The launch of a six-court municipal tennis complex in an underserved neighborhood highlighted the WTA Legend Ambassador program during the recent AKRON WTA Finals Guadalajara with Chris Evert in attendance as special guest.
Before trading ceremonial balls with a group of children, Evert gave a speech in which she reflected on the successful staging of the WTA’s crown jewel event in Mexico’s second largest city, and the equally vital mission to open the sport to people of all ages and from all walks of life.
“All eyes in the tennis world are on Guadalajara this week, with the best eight women in the world playing, and you should be very proud that it’s taking place in your beautiful city,” said Evert, the winner of 18 Grand Slam singles titles.
“But that’s the elite level, and we’re here today to celebrate something just as important – tennis at the grass roots.
“A lot of kids want to play tennis, but it can be a very expensive sport, so it’s just great the community and government have come together to help financially. I’m particularly pleased that the Jalisco Tennis Association, through various programs, is focused on encouraging everyone to play this great game of ours.”
Touched by the decision of local authorities to name the new center’s main court "Cancha Chris Evert," the former No.1, who grew up on the courts of Holiday Park in Fort Lauderdale, Florida, with her father Jimmy as coach, noted her affinity for public tennis facilities.
“I understand how important these kinds of initiatives are to really give kids a chance to fulfill their dreams,” she said.

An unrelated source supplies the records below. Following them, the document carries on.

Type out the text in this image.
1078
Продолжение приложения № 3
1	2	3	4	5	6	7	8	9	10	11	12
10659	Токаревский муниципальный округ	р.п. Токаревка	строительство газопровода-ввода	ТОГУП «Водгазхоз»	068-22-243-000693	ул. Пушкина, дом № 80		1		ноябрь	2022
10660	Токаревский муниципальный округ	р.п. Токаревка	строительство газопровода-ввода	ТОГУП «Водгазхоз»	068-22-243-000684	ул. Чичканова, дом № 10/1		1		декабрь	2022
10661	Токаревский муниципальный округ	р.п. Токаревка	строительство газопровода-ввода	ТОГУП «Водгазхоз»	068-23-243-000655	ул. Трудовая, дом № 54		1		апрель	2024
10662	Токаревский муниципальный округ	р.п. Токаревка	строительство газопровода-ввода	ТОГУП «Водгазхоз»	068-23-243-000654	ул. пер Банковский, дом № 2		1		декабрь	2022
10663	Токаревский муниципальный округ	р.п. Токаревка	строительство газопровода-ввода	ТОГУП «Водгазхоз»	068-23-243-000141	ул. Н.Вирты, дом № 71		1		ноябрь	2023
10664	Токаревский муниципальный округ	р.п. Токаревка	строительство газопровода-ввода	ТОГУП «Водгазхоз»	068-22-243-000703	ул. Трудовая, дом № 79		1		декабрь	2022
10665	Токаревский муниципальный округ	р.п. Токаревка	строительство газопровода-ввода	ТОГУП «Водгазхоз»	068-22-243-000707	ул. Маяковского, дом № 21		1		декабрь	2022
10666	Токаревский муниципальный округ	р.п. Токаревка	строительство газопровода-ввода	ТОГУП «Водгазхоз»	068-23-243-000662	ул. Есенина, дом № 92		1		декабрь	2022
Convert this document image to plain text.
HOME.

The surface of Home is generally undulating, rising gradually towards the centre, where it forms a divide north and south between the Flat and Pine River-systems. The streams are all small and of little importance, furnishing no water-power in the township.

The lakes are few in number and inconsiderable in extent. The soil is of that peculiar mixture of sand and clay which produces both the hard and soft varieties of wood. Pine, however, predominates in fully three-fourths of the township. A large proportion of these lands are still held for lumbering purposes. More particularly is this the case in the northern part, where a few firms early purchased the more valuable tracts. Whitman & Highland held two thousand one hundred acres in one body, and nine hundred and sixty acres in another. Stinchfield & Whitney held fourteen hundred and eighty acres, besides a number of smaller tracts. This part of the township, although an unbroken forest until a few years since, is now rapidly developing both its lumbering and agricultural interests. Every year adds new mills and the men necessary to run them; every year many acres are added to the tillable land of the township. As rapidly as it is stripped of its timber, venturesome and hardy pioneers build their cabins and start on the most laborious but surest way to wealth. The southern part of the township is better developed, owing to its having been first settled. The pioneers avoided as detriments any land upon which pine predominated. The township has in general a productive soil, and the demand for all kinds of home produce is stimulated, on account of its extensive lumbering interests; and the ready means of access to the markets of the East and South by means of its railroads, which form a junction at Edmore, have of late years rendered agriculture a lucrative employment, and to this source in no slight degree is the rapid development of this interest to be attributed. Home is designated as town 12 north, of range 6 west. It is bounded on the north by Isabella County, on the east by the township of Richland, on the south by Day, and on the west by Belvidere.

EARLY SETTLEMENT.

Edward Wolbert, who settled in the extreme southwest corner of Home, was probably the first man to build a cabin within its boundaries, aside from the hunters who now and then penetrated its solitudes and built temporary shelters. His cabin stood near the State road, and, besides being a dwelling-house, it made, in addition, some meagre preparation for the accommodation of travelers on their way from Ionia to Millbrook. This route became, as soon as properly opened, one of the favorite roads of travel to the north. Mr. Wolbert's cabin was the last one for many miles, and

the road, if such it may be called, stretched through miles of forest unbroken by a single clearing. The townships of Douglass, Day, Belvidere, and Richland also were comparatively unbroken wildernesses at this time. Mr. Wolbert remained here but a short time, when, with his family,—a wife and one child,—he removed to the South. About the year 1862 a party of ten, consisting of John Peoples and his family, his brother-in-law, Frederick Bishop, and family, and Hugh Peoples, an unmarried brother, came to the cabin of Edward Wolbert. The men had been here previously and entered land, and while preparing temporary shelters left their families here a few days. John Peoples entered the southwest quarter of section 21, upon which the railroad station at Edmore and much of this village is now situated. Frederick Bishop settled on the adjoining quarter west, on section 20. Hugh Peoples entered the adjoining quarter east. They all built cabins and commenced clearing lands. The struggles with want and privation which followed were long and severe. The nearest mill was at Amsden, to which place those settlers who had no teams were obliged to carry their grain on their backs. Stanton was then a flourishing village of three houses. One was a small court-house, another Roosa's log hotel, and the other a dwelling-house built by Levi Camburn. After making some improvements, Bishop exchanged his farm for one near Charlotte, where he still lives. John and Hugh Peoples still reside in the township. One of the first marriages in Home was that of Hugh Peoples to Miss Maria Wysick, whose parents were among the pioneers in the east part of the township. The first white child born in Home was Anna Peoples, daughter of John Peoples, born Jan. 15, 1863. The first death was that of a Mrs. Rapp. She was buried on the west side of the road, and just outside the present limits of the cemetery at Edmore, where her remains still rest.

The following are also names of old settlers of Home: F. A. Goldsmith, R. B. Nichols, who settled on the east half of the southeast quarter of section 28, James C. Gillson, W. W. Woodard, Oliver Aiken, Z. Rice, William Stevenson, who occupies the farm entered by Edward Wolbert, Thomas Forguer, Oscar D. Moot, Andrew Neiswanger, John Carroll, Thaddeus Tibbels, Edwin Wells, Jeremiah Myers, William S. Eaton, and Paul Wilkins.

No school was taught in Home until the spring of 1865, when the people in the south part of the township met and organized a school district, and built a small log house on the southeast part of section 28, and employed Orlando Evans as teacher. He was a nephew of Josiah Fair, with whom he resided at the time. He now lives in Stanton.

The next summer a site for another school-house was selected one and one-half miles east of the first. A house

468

“Tennis is not only about becoming No.1 or being on the WTA Tour or ATP Tour. It can have such a powerful impact on every aspect of one’s life – our physical, mental and emotional wellbeing, self-confidence, social skills. When I look at you kids here today, forming friendships, communicating, maybe even working towards a college scholarship one day, I’m just thrilled to know that it’s all going to take place on these courts.
“I feel this facility can be a true legacy of the first WTA Finals to be held in Latin America, especially for girls and for women, and I’m truly honored that this court will have my name on it.”